"Susan see anybody?" exclaimed his mother. "She had eyes for nobody but her patient. All the wild horses in Rackham's stables would not drag her away from you.—He's thinking of going abroad for a bit, he says. To America, or Canada;—he confused me with his talk of cities and mines and mountains. I don't know if he has any idea of making a fortune there or if he is looking out for a lady. I said you might have to go out there too, but the unfortunate accident had postponed it,—and he said it was a bigger place than I fancied, but to let him know if he could be of any use to you. His manner was rather queer."
"Poor chap," said Barnaby. "I daresay he is hard up. It would have been lucky for him if I—Why, what is the matter, Susan?"
"Don't tease her," said Lady Henrietta. "You can't possibly realize what a fright she had!" She turned briskly to the girl, however. "We never heard any more of that mysterious telegram that was to carry you off so quickly the day Barnaby was hurt," she said. "Have you quite forgotten it? Does absolutely nothing matter to you but him?"
Barnaby had begun to laugh, weakly, uncontrollably.
"Oh, that will keep," he said.
"What do you know about it?" said Lady Henrietta, catching him up sharply. "It came when you were out. I understood she was looking for you when she witnessed your smash. And I'm convinced it has never entered her head from that day to this."

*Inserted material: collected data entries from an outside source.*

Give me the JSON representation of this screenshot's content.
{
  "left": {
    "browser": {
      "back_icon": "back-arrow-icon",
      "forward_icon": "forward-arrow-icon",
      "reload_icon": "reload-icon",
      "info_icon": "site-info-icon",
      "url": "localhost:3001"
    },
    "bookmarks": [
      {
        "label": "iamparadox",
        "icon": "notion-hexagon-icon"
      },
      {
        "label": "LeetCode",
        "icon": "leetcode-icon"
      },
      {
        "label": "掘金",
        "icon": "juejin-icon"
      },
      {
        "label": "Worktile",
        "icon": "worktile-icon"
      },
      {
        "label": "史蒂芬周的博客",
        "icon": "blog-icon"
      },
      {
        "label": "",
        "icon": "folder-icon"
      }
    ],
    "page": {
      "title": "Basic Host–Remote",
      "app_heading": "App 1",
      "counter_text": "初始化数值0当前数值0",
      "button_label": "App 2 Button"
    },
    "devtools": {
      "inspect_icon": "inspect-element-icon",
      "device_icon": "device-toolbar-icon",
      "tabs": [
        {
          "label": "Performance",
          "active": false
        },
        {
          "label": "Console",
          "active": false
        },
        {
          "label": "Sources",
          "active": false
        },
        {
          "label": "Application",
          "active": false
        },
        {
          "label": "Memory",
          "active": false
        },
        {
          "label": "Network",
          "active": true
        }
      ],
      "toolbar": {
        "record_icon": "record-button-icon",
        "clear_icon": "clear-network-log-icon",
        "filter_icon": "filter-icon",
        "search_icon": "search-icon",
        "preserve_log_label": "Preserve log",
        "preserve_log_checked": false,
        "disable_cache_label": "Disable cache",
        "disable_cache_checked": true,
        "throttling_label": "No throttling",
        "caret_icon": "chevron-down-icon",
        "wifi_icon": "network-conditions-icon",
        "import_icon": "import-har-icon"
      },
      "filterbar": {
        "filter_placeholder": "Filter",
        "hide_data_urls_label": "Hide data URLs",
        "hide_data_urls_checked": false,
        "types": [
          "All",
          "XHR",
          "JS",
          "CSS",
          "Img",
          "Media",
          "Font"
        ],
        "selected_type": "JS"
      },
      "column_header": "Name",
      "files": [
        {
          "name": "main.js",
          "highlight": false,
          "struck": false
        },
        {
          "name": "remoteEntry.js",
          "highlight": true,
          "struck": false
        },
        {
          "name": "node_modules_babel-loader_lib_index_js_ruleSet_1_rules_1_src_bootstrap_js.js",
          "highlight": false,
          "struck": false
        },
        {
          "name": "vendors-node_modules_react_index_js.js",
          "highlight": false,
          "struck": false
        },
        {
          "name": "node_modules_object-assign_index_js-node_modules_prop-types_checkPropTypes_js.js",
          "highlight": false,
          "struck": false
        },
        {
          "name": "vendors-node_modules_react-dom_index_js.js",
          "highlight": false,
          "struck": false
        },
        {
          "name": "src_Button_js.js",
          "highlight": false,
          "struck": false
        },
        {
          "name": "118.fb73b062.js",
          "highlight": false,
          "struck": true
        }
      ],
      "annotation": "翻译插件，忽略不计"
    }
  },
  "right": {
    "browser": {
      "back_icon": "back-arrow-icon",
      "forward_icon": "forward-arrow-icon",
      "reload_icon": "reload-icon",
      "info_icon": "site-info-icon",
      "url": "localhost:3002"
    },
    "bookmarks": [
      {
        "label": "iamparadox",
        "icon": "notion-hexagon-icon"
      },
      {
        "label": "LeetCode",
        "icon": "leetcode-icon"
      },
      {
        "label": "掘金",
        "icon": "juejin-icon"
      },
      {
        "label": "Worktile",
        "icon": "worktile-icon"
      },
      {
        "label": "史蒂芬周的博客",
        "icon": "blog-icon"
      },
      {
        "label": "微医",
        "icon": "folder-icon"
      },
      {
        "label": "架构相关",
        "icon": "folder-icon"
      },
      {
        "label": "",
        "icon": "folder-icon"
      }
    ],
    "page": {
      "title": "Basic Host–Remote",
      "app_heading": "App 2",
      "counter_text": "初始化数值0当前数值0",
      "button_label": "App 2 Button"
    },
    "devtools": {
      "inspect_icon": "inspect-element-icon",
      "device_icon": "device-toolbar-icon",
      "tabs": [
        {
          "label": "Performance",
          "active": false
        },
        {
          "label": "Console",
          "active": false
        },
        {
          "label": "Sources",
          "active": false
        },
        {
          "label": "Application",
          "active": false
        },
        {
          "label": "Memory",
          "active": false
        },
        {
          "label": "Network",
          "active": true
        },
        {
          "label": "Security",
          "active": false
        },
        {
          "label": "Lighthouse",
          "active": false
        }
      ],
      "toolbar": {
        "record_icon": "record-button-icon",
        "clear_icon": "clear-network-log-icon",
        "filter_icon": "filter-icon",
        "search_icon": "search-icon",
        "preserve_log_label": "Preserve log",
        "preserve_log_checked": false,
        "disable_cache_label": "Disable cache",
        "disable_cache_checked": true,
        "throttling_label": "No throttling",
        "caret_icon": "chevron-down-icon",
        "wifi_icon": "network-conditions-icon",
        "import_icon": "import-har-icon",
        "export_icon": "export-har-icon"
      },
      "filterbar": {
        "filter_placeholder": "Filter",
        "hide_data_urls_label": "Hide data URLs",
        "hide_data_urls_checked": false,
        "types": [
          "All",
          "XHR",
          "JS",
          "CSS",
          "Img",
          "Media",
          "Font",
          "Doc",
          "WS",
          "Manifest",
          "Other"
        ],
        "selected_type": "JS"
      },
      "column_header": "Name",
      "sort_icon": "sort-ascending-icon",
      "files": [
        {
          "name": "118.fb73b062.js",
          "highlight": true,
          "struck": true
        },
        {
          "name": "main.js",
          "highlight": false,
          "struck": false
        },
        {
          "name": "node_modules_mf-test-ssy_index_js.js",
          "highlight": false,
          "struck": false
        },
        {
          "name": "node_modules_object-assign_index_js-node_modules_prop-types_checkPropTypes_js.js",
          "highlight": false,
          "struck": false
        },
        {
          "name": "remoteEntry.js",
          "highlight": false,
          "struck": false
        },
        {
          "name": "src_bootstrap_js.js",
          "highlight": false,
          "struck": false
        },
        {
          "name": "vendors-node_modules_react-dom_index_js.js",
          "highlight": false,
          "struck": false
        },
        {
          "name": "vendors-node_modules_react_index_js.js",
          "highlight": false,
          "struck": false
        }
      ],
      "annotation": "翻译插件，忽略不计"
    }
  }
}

Then she remembered her heap of letters.
"Look at all these!" she cried. "All begging for news of him! And the offerings! There never was anything so romantic.... There's one old woman down in the village that's killed her pig and, Barnaby—she sent up a delicate bit in a dish for you."
"Romantic—?" said Barnaby.
"Oh, romance has singular manifestations," said Lady Henrietta. "You never know.... There was that girl of Bessy's, for example, who used to write poetry.—She was too romantic, poor thing, and that's why she never married.—She went in for hero-worship. Used to go into kind of trances of adoration over a famous soldier that she had never seen. And once I tumbled over her sitting on the hearth-rug with her hands clasped behind her head, gazing with a rapt expression into the fire. I thought she was fighting his battles with him in her imagination, or poetising; but she whispered—'Don't interrupt me! I'm darning his socks.—'"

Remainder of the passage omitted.